U.S. Pat. No. 6,569,163 (hereinafter USP '163) entitled “Wireless electrosurgical adapter unit and methods thereof” by Cary Hata, et al. and assigned to Quantumcor, Inc. (Irvine, Calif.) improves upon the wired trocar cannula adapter unit of USP '514 by providing an adapter unit that “contactably couples” to an energy source upon direct physical contact by the surgeon (4:30-38). “Contactable coupling” is defined in the patent as “coupling two electrical contact elements by contacting without plugging or connection” (4:27-30). However, the system is not truly wireless in that wires exist, it is just that they are divided into separate discrete segments, hidden, and insulated. Wires extend through a surgeon's glove and/or gown to terminate in at least one electrically conductive patch zone (or two patch zones for bipolar instruments) that provides power to the adapter unit upon direct physical contact. A drawback of this system is that the instrument itself does not contactably couple to the power supply. Rather, the wireless adapter unit (WAU) stands between the electrical source in the surgeon's glove or gown and the electrosurgical instrument to be powered.

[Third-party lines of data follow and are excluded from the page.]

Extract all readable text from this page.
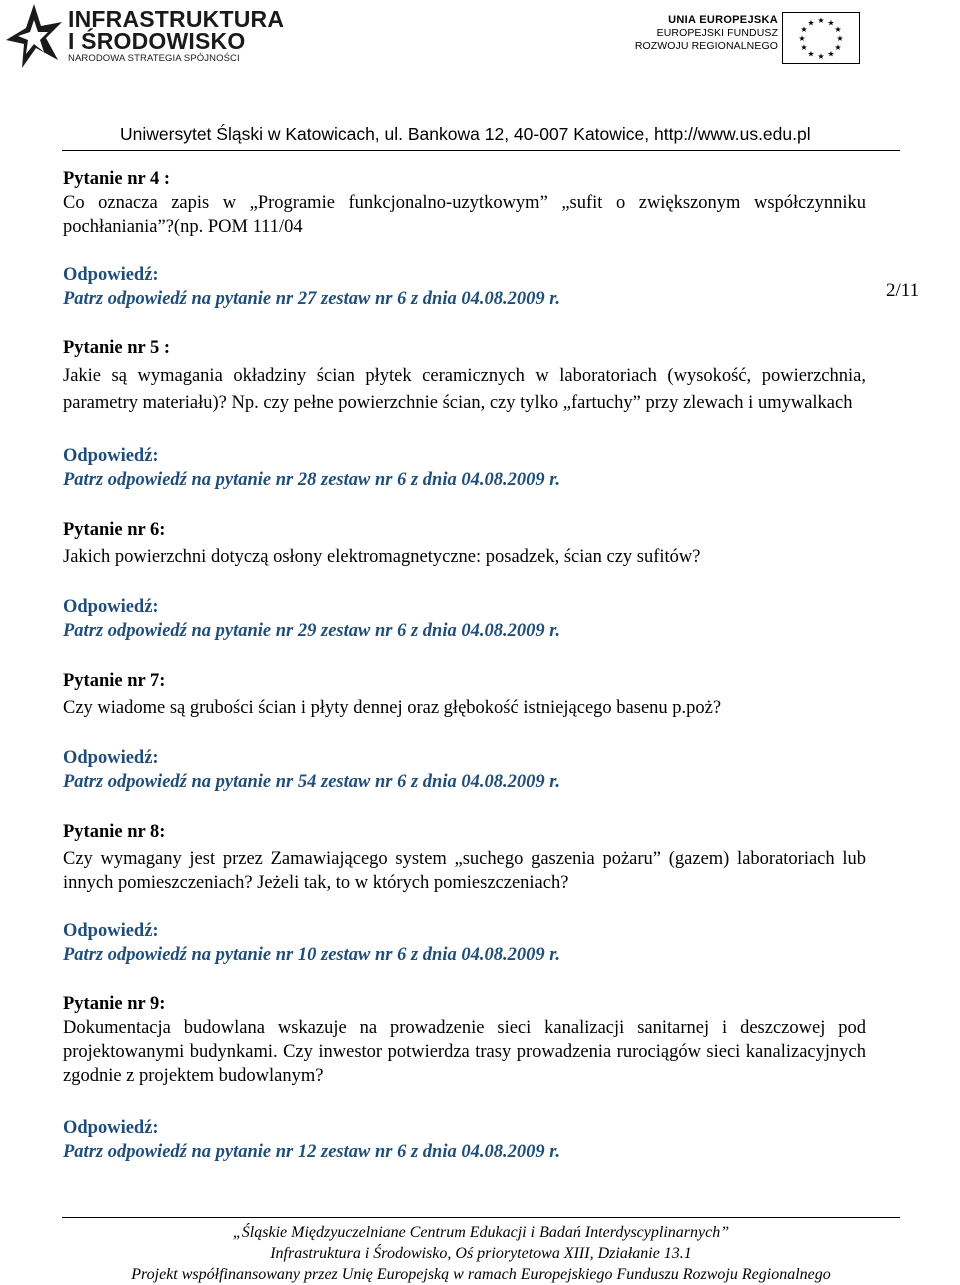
INFRASTRUKTURA
I ŚRODOWISKO
NARODOWA STRATEGIA SPÓJNOŚCI
UNIA EUROPEJSKA
EUROPEJSKI FUNDUSZ
ROZWOJU REGIONALNEGO
★ ★
★
★
★
★
★
★
★
★
★
★
Uniwersytet Śląski w Katowicach, ul. Bankowa 12, 40-007 Katowice, http://www.us.edu.pl
2/11
Pytanie nr 4 :
Co oznacza zapis w „Programie funkcjonalno-uzytkowym” „sufit o zwiększonym współczynniku pochłaniania”?(np. POM 111/04
Odpowiedź:
Patrz odpowiedź na pytanie nr 27 zestaw nr 6 z dnia 04.08.2009 r.
Pytanie nr 5 :
Jakie są wymagania okładziny ścian płytek ceramicznych w laboratoriach (wysokość, powierzchnia, parametry materiału)? Np. czy pełne powierzchnie ścian, czy tylko „fartuchy” przy zlewach i umywalkach
Odpowiedź:
Patrz odpowiedź na pytanie nr 28 zestaw nr 6 z dnia 04.08.2009 r.
Pytanie nr 6:
Jakich powierzchni dotyczą osłony elektromagnetyczne: posadzek, ścian czy sufitów?
Odpowiedź:
Patrz odpowiedź na pytanie nr 29 zestaw nr 6 z dnia 04.08.2009 r.
Pytanie nr 7:
Czy wiadome są grubości ścian i płyty dennej oraz głębokość istniejącego basenu p.poż?
Odpowiedź:
Patrz odpowiedź na pytanie nr 54 zestaw nr 6 z dnia 04.08.2009 r.
Pytanie nr 8:
Czy wymagany jest przez Zamawiającego system „suchego gaszenia pożaru” (gazem) laboratoriach lub innych pomieszczeniach? Jeżeli tak, to w których pomieszczeniach?
Odpowiedź:
Patrz odpowiedź na pytanie nr 10 zestaw nr 6 z dnia 04.08.2009 r.
Pytanie nr 9:
Dokumentacja budowlana wskazuje na prowadzenie sieci kanalizacji sanitarnej i deszczowej pod projektowanymi budynkami. Czy inwestor potwierdza trasy prowadzenia rurociągów sieci kanalizacyjnych zgodnie z projektem budowlanym?
Odpowiedź:
Patrz odpowiedź na pytanie nr 12 zestaw nr 6 z dnia 04.08.2009 r.
„Śląskie Międzyuczelniane Centrum Edukacji i Badań Interdyscyplinarnych”
Infrastruktura i Środowisko, Oś priorytetowa XIII, Działanie 13.1
Projekt współfinansowany przez Unię Europejską w ramach Europejskiego Funduszu Rozwoju Regionalnego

The instrument itself actually connects to the WAU with a cable cord 25 and receptacle 24 (see FIG. 4) or it connects through wires stripped of their insulation and a spring-loaded plug (5:31-41). It seems it would be a better design to eliminate the adapter unit and contactably couple the electrical system in the surgeon's glove/gown directly with the instrument to be powered. This would streamline the connections and eliminate the duty to line-up and connect components in situ. This drawback is discussed and compared to the prior art (see 5:23-28, 5:31-41, and FIGS. 4A and 4B). USP '163 teaches away from a battery pack by suggesting the contactable coupling means described therein is superior because it doesn't take up space while batteries do and can make an instrument bulkier and heavier (2:7-14 and 4:36-38).
The minigenerator power system of the present invention overcomes the issues of all of these references by providing a truly wireless system that avoids both a separate adapter unit and the need for a coupling mechanism and is capable of being used with bipolar (in addition to monopolar) instruments. The elimination of a coupling mechanism reduces instrumentation set-up time and the on-site power generation source reduces charging or power-up time. The special handpiece is hermetically sealed, without any external wires, and with a modern battery having specially designed circuitry that minimizes power usage for a lighter, longer-lasting battery-powered instrument.